Language Design


The main concerns in the design of the language are:

Data Types

It makes sense to share the concrete data types of Java so that no type conversion has to be done at the translation or compilation stage. The basic types supplied by Java are:

Are all of these needed? It is probably not necessary to have all of these when writing introductory programs. The difference between a float and a double, or a short and a long is unlikely to be something that an introductory programmer should need to understand.

It would be useful to have a string type. Strings in Java are not basic types but objects. This can probably be made transparent to the introductory programmer.

A more suitable set of basic types might be:

The term real has been used instead of double. It is necessary to have a floating point data type, but over complicated to have more than one at different precisions. A double is more flexible than a float, so it makes sense to use a double if only one of the two types is going to be included. It would be confusing to use the word float to represent this, as it would get translated to a Java double rather than a Java float. However, it does not seem sensible to call it double if there are no other floating point precisions available. This will only lead to the question "What is a single?". Calling the type real seems a good solution. An introductory programmer is much more likely to be familiar with the concept of a real number than a double precision floating point number.

Contentious point

Should string have a capital letter? In the introductory language a string is presented as a basic type. None of the other basic types have capital letters. In Java, String is a class, not a basic type, and classes start with capital letters (String). If string is left uncapitalised then it may be confusing when moving to Java. If it is capitalised, it will be incongruous, and require a complex explanation as to why it is that way. At the current time, I am of the opinion that string should not be capitalised.

Variables and Constants

In Java variables are declared like this:

int a;
int b = 100;

This seems good and simple, and will be used in the introductory language. The use of the semi-colon as a statement separator will be considered later.

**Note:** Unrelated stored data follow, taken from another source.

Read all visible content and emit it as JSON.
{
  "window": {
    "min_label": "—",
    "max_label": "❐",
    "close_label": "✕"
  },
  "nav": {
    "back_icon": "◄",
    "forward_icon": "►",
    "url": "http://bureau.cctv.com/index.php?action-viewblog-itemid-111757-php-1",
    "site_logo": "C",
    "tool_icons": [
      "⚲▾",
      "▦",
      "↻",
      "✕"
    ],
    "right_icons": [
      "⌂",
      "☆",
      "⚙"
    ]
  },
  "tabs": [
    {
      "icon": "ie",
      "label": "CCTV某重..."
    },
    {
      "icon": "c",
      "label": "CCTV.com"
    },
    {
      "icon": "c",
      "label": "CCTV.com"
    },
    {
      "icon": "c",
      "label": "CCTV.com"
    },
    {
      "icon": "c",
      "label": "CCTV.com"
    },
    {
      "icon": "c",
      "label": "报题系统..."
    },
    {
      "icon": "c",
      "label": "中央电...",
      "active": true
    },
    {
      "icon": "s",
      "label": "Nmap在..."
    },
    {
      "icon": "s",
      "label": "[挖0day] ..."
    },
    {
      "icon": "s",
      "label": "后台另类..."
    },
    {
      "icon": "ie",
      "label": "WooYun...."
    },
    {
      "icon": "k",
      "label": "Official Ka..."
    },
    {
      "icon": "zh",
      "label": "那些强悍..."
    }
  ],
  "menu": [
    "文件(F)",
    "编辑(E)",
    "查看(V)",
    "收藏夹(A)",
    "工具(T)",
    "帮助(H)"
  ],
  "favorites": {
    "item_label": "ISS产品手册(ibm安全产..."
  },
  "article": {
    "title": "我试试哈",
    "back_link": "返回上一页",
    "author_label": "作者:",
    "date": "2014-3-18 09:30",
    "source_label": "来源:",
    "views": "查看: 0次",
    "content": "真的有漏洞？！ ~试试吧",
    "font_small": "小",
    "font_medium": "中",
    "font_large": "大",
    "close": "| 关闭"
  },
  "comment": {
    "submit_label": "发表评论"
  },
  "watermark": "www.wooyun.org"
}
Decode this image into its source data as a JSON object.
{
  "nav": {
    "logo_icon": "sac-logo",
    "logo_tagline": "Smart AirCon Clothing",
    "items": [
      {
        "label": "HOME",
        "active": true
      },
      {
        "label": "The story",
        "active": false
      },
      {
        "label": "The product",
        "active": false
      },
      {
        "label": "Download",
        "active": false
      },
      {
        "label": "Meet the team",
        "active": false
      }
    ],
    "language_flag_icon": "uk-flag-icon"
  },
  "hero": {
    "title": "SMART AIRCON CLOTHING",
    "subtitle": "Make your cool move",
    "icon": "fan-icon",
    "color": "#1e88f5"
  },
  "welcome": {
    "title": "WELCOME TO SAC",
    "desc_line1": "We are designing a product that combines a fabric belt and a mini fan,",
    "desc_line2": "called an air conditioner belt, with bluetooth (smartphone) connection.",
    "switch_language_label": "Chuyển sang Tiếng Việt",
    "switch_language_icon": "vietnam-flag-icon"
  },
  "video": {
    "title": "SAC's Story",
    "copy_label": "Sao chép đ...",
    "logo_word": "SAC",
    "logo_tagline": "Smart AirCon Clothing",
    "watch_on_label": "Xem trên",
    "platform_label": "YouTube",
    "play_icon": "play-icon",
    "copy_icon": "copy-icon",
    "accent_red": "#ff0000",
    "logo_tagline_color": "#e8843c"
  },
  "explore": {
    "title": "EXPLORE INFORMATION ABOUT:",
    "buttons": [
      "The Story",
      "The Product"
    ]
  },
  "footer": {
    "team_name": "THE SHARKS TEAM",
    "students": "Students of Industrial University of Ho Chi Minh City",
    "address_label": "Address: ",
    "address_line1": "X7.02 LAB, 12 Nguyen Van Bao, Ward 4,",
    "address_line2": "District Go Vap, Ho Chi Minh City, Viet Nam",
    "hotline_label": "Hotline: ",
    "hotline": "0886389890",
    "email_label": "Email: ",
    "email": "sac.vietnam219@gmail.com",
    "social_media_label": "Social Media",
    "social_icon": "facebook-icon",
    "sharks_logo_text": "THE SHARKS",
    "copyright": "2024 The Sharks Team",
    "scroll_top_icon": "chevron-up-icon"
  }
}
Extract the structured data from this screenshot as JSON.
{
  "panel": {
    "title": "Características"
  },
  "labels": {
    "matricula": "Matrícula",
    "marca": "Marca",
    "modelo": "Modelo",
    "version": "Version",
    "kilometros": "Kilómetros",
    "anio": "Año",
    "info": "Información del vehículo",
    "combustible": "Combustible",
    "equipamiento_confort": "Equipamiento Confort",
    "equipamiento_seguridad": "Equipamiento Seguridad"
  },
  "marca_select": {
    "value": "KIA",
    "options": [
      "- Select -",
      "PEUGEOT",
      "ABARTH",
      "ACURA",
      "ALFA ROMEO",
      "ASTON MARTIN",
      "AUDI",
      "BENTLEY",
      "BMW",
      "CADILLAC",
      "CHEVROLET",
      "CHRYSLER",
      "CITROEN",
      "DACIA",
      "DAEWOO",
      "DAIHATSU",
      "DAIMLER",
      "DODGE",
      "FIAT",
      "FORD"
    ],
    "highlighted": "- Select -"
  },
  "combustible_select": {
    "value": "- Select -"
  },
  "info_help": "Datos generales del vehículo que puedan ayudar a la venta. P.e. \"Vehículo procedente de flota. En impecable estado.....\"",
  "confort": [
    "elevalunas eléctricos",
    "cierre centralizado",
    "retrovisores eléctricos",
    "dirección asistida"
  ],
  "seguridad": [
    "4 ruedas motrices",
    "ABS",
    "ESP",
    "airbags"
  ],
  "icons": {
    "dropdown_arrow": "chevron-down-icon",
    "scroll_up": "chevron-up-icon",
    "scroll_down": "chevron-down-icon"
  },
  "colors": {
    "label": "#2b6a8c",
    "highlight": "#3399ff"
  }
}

In Java constants are declared like this:

{ public } static final int a = 100;

This seems complicated and difficult to explain. In the introductory language a const keyword will be provided, which will map to static final in the translation to Java.

const int a = 100

Records and User Defined Types

Records (structures containing a set of other types) e.g. a Point containing an x and a y co-ordinate, both of a basic type, are useful. In Java this would be a class.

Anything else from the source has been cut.